I've been trying something new to me this year. I am attempting to not over-commit myself and not push myself too hard. Last winter I was sick far more than not and was constantly stressed about not just being sick but not being able to get everything done while I was sick. So, this year I've made my schedule a lot less hectic and if I'm feeling really stressed out and run down I'm canceling obligations (within reason) to rest and take care of myself. So far it's been feeling really good and I've been wondering why I didn't do this sooner but today I hit the wall and realized why I'd been pushing myself so hard until I burned my bridges at both ends ... guilt. Huge guilt. Guilt as big as a tyranosaurus and as fast and unreachable as a tachyon.
(side note: my husband used the word "tachyon" yesterday and I absent-mindedly asked, "Is that some sort of animal or some sort of molecule?" It is a sub-atomic particle ... hypothetical of course, but then when I asked if it was an animal I assumed it was hypthetical too ...)

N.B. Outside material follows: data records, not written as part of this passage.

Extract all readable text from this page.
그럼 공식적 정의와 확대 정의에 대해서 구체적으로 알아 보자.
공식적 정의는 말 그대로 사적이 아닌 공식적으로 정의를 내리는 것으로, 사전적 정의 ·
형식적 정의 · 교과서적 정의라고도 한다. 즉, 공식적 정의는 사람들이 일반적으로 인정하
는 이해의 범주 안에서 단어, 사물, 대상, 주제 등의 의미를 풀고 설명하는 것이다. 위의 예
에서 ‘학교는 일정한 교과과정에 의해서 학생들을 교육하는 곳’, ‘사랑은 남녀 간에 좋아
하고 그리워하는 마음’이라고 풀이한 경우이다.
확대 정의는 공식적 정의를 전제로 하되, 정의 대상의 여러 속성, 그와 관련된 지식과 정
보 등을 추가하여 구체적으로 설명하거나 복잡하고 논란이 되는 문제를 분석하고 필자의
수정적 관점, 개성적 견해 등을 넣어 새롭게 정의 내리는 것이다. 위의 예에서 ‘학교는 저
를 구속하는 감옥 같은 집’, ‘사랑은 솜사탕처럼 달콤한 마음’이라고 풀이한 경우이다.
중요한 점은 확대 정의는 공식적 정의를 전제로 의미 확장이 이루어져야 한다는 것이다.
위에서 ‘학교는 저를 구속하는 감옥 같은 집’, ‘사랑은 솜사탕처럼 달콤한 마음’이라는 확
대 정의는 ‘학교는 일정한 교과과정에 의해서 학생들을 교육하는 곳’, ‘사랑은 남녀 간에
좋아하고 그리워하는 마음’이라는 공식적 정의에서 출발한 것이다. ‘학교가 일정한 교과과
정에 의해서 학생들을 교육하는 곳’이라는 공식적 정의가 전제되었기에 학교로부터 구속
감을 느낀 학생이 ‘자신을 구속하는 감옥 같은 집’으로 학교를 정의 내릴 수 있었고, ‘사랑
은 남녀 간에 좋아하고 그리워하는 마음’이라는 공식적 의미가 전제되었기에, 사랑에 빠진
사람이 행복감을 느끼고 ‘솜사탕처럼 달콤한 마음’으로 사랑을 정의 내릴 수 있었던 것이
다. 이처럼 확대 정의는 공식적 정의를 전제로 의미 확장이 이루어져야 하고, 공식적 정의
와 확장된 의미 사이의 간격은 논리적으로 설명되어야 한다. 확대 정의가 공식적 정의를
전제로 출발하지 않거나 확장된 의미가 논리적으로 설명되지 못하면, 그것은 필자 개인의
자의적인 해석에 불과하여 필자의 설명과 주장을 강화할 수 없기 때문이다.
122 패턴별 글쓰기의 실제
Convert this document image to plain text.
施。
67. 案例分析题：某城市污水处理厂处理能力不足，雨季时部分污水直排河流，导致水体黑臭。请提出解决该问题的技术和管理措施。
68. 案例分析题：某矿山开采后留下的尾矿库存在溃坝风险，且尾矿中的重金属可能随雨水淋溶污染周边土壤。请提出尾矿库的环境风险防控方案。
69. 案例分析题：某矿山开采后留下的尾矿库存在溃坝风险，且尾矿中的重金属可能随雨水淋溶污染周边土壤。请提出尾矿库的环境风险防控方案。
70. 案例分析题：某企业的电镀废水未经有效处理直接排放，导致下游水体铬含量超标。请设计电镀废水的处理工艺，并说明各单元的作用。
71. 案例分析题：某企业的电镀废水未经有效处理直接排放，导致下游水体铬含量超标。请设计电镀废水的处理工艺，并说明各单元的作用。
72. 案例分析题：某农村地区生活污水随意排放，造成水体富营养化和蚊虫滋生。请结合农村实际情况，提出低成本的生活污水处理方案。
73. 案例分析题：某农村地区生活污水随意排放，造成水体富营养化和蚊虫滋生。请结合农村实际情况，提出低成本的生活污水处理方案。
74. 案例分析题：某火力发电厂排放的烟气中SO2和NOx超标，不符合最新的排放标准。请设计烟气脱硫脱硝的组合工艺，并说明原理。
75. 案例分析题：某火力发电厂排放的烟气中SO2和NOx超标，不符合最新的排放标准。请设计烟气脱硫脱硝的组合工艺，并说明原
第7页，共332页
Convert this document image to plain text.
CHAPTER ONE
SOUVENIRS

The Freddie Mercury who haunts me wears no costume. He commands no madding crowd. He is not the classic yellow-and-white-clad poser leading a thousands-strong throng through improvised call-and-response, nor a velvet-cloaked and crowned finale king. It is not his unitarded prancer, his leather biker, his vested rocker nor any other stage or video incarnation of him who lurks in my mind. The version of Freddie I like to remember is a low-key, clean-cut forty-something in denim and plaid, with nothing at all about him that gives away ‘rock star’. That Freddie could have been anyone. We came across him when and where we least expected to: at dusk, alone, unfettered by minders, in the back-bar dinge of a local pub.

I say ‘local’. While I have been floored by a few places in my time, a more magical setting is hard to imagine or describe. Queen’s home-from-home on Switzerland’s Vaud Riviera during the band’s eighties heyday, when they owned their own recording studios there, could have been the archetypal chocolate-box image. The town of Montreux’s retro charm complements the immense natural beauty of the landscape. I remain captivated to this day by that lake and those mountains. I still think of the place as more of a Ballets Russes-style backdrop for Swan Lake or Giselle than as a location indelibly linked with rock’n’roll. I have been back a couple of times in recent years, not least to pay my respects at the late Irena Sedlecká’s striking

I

Anyway, I've been going through a lot of emotional angst in my head the last few days with lots of grief I had forgotten from my childhood coming up and dealing with that, plus I'm having a big flare-up of arthritis today and didn't sleep well because everything was aching so much. So, I canceled chaperoning my daughter's class to go see a play this morning as a field trip. My reasoning was that they have more parents than usual going so they don't need me. But still I feel guilty. One of the moms (who has a newborn and four kids!) asked me if I need anything and I felt so unworthy and like I'm being such a bum. Logically, I know that if I'm worn out from the RA I need to take it easy and I need to take care of myself to bring down my stress level (which makes RA worse) and chaperoning on a crowded old school bus to sit in uncomfortable chairs for 2 hours with a bunch of hyper first graders is not taking care of myself. But now I feel sooooooo worthless and pathetic. If I'm not taking care of people I feel like such a loser. I know there is a balance in here that I can find where I have a good work ethic but also take care of myself. It's just very hard to come back from the caretaker/hyper-work-ethic mode of the pendulum.
Our society does not value self-care as a whole. At least not through media sources. The only kind of self-care that I really hear about that is acceptable is consumerism self-care: buying a nice car or cute shoes, going out for a nice dinner or fancy desserts, or splurging on a day at the spa. Just taking time for ones self to rest and be quiet and ground one's self is just so ... weird. Or maybe it's kind of "cool and exotic and Eastern" at best.
So, in the same spirit that I was a little punk rocker in suburban Burien back in 1984, I will rebel and take care of myself with impunity. Without buying new clothes or spending money I don't have on an over-priced spa. By taking the time I need to rest and be quiet and work through some feelings and not push myself when my RA is acting up.